People underestimate the power of a group chat. In March, when UT moved classes online and I was pulled away from my freshman year of college, I found myself missing, more than anything, the little things. The daily coffees, study dates, classes, meals, and even chapter meetings with my sisters were suddenly so meaningful, and I ached to have those moments back. I still do. Being suddenly and unwittingly moved back to my home in California and away from the people I’d become so attached to in Austin, I searched for ways to stay connected in every way that I could. Constantly texting and updating the group chat full of my sisters and best friends was just one of the many ways that I have tried to hold onto college and the people who ground me as the world turns on its head.
Social distancing, I have come to learn, is not synonymous with social isolation. In fact, it feels as though it has had an opposite effect. Being unable to be with the people who mean the most to me has given me a new perspective, a refreshed appreciation, for every moment I have had and will get to have with them. Now, every facetime call, every text, every instagram post and snapchat and tiktok sent to each other means so much more.
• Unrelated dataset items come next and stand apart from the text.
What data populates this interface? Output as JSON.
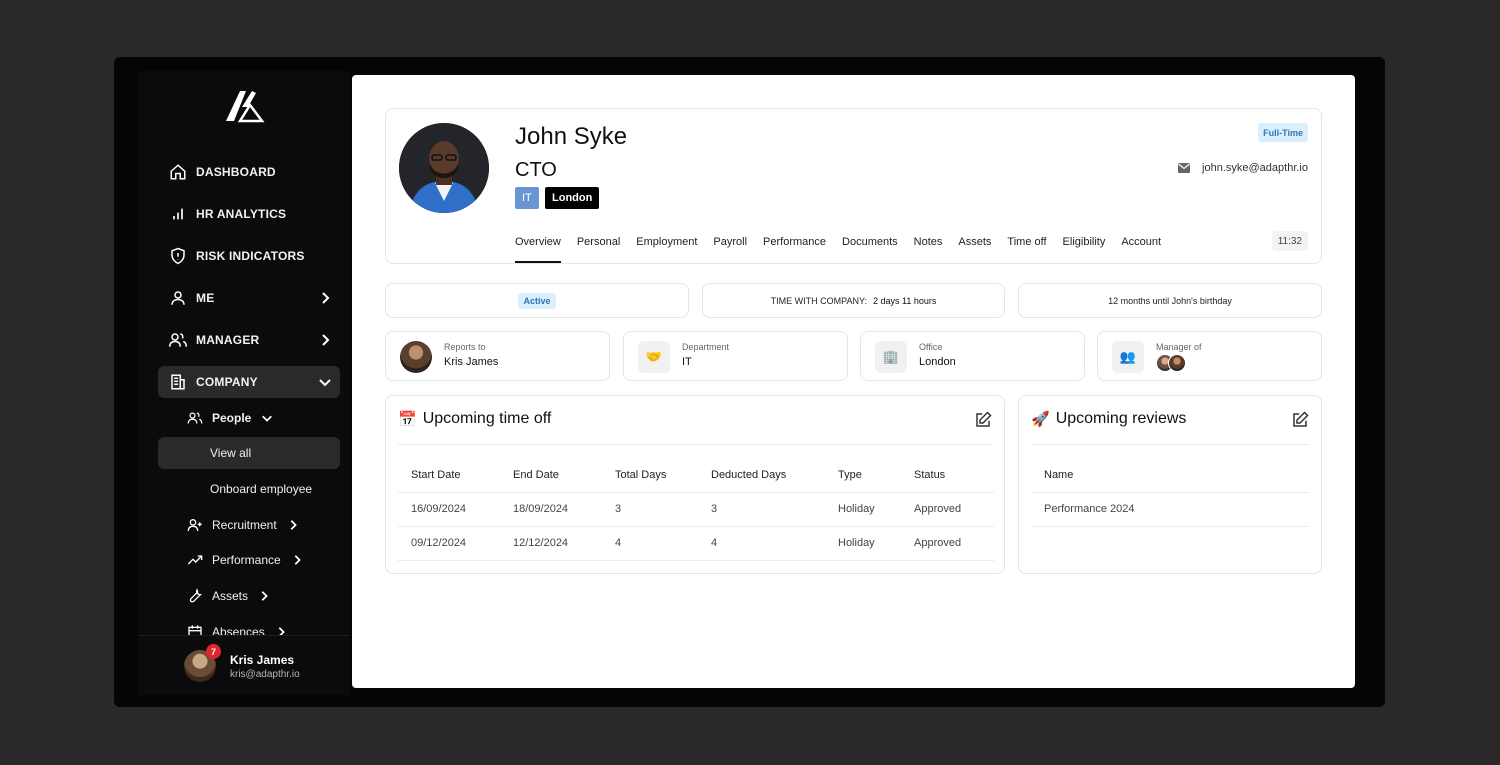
{
  "sidebar": {
    "items": [
      {
        "label": "DASHBOARD",
        "icon": "home-icon"
      },
      {
        "label": "HR ANALYTICS",
        "icon": "bar-chart-icon"
      },
      {
        "label": "RISK INDICATORS",
        "icon": "shield-icon"
      },
      {
        "label": "ME",
        "icon": "user-icon"
      },
      {
        "label": "MANAGER",
        "icon": "users-icon"
      },
      {
        "label": "COMPANY",
        "icon": "building-icon"
      }
    ],
    "sub": {
      "people": "People",
      "view_all": "View all",
      "onboard": "Onboard employee",
      "recruitment": "Recruitment",
      "performance": "Performance",
      "assets": "Assets",
      "absences": "Absences"
    },
    "user": {
      "name": "Kris James",
      "email": "kris@adapthr.io",
      "notifications": "7"
    }
  },
  "profile": {
    "name": "John Syke",
    "title": "CTO",
    "department_tag": "IT",
    "location_tag": "London",
    "employment_type": "Full-Time",
    "email": "john.syke@adapthr.io",
    "time": "11:32",
    "tabs": [
      "Overview",
      "Personal",
      "Employment",
      "Payroll",
      "Performance",
      "Documents",
      "Notes",
      "Assets",
      "Time off",
      "Eligibility",
      "Account"
    ]
  },
  "stats": {
    "status": "Active",
    "time_label": "TIME WITH COMPANY:",
    "time_value": "2 days 11 hours",
    "birthday": "12 months until John's birthday"
  },
  "info": {
    "reports_to_label": "Reports to",
    "reports_to": "Kris James",
    "department_label": "Department",
    "department": "IT",
    "office_label": "Office",
    "office": "London",
    "manager_of_label": "Manager of"
  },
  "time_off": {
    "title": "Upcoming time off",
    "columns": [
      "Start Date",
      "End Date",
      "Total Days",
      "Deducted Days",
      "Type",
      "Status"
    ],
    "rows": [
      [
        "16/09/2024",
        "18/09/2024",
        "3",
        "3",
        "Holiday",
        "Approved"
      ],
      [
        "09/12/2024",
        "12/12/2024",
        "4",
        "4",
        "Holiday",
        "Approved"
      ]
    ]
  },
  "reviews": {
    "title": "Upcoming reviews",
    "column": "Name",
    "rows": [
      "Performance 2024"
    ]
  },
  "colors": {
    "accent_blue": "#6a94d4",
    "status_bg": "#dbeefc",
    "status_fg": "#2b79b8",
    "badge_red": "#e0262b"
  }
}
We are so often made to believe that technology is the enemy, that the internet is evil and ruining human connection, and yet this pandemic has served as a reminder of just how precious connection (whether in person or through a screen) really is. It is because of these online means of contact that I have been able to stay grounded in my best friends. If it were up to me, I would be with my sisters in a heartbeat, but that is sadly not the way the world works. So for now, I’ll take the facetime calls. I’ll take the snapchats. And the tiktoks. The texts, the book recommendations, the virtual study dates and the coffee recipes that just never seem to be quite as good as the espresso machine in the ADPi house.
In the midst of these terrifying times, having these things gives me a sense of sanity that I wouldn’t trade for the world; staying connected with my sisters has proven to be one of the most important aspects of my life in quarantine. If it weren’t for their support, their constant jokes, their daily facetime calls, their impromptu tutoring the day of a midterm, their optimism and geniality, and most importantly, their love, I would be significantly less happy away from UT. I cannot wait for the day that we are reunited, but until then, I will be grateful every day for everything they give me, even two thousand miles away.
Kate is a rising sophomore majoring in Neuroscience and is on a premed track. She enjoys hiking, exercising, cooking, and hanging out with her sisters in her free time.